If you used the dev GGUF but forgot the distill LoRA, the 8-step / CFG=1 schedule runs against an un-distilled model and produces under-denoised, low-quality frames. Confirm the LoraLoaderModelOnly node is pointed at sulphur_lora_rank_768.safetensors (step 3) and is connected to the GGUF model loader — the dev GGUF is not distilled on its own.

"sulphur_final" referenced in the workflow but missing locally

The upstream workflow JSON contains a sulphur_final.safetensors LoRA reference that does not exist as a published file. Per the SulphurAI README: "I'm aware the workflows contain sulphur_final right now, just use the lora or use the full models, don't use both at the same time." On the GGUF path, point that LoraLoaderModelOnly node at sulphur_lora_rank_768.safetensors (the published distill LoRA) instead.

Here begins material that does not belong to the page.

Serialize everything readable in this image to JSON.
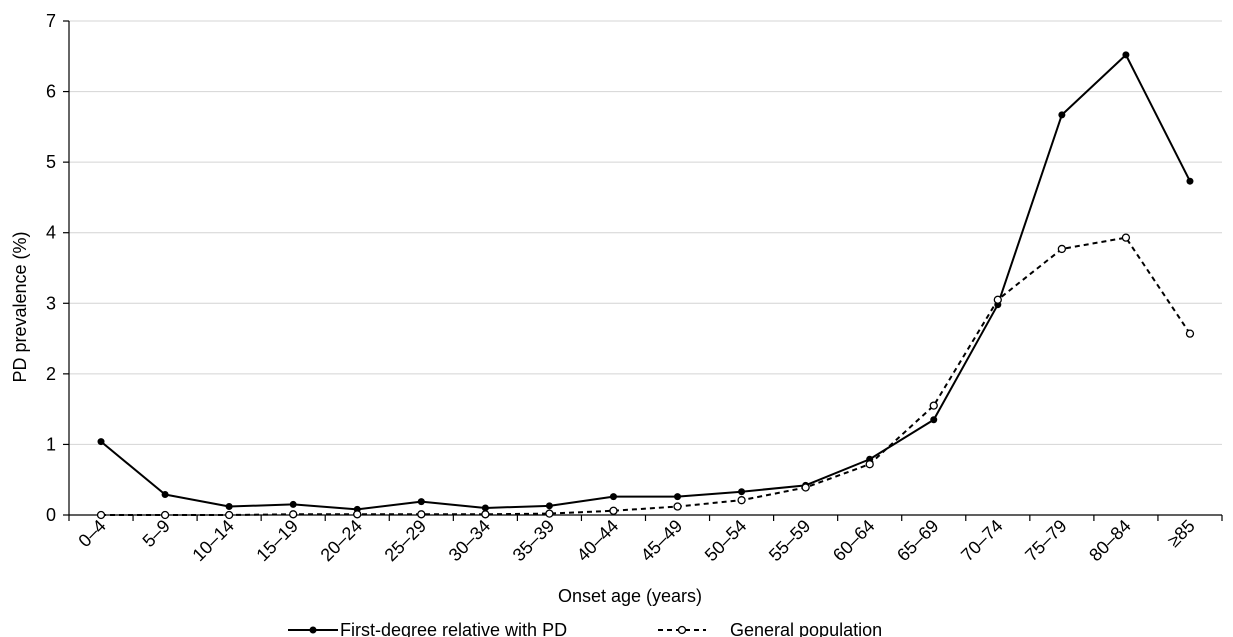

Gemma GGUF loader fails or outputs gibberish

The Gemma 3 GGUF loader in ComfyUI-GGUF needed recent loader fixes merged for the LTX-2 family path (Sulphur-2 inherits this requirement via the LTX-2.3 lineage it builds on); pull the latest city96/ComfyUI-GGUF main so the Gemma encoder loads correctly — see the loader-compatibility notes on Kijai/LTXV2_comfy discussion #7.

Slow generation

Keep the Gemma encoder offloaded with the KJNodes model-offload nodes; VRAM thrashing on a 16GB card kills wall time even on a fast card. The RTX 4070 Ti SUPER's ~672 GB/s memory bandwidth is generous for a 16GB card, but a stack that's swapping between CPU RAM and VRAM mid-sample will still stall — drop frame counts and resolution further if you observe steady-state VRAM oscillation in nvidia-smi. Empirical RTX 4070 Ti SUPER wall-time numbers will appear at /check/sulphur-2/rtx-4070-ti-super once contributed.

Pushing beyond Q4_K_S

The Q4_K_M dev GGUF (13.31 GiB) is technically loadable on the 4070 Ti SUPER 16GB but leaves only ~1 GiB of headroom for the LoRA + activations + the QAT Gemma encoder — feasible only at the lowest frame counts (≤ 25) and resolution (≤ 768 px). Q5 and above will OOM; the vantagewithai per-tier table is unambiguous that Q5_K_S at 15 GB-decimal already exceeds the practical ceiling. The RTX 4070 Ti SUPER's extra compute does not buy a higher quant — VRAM is the binding constraint.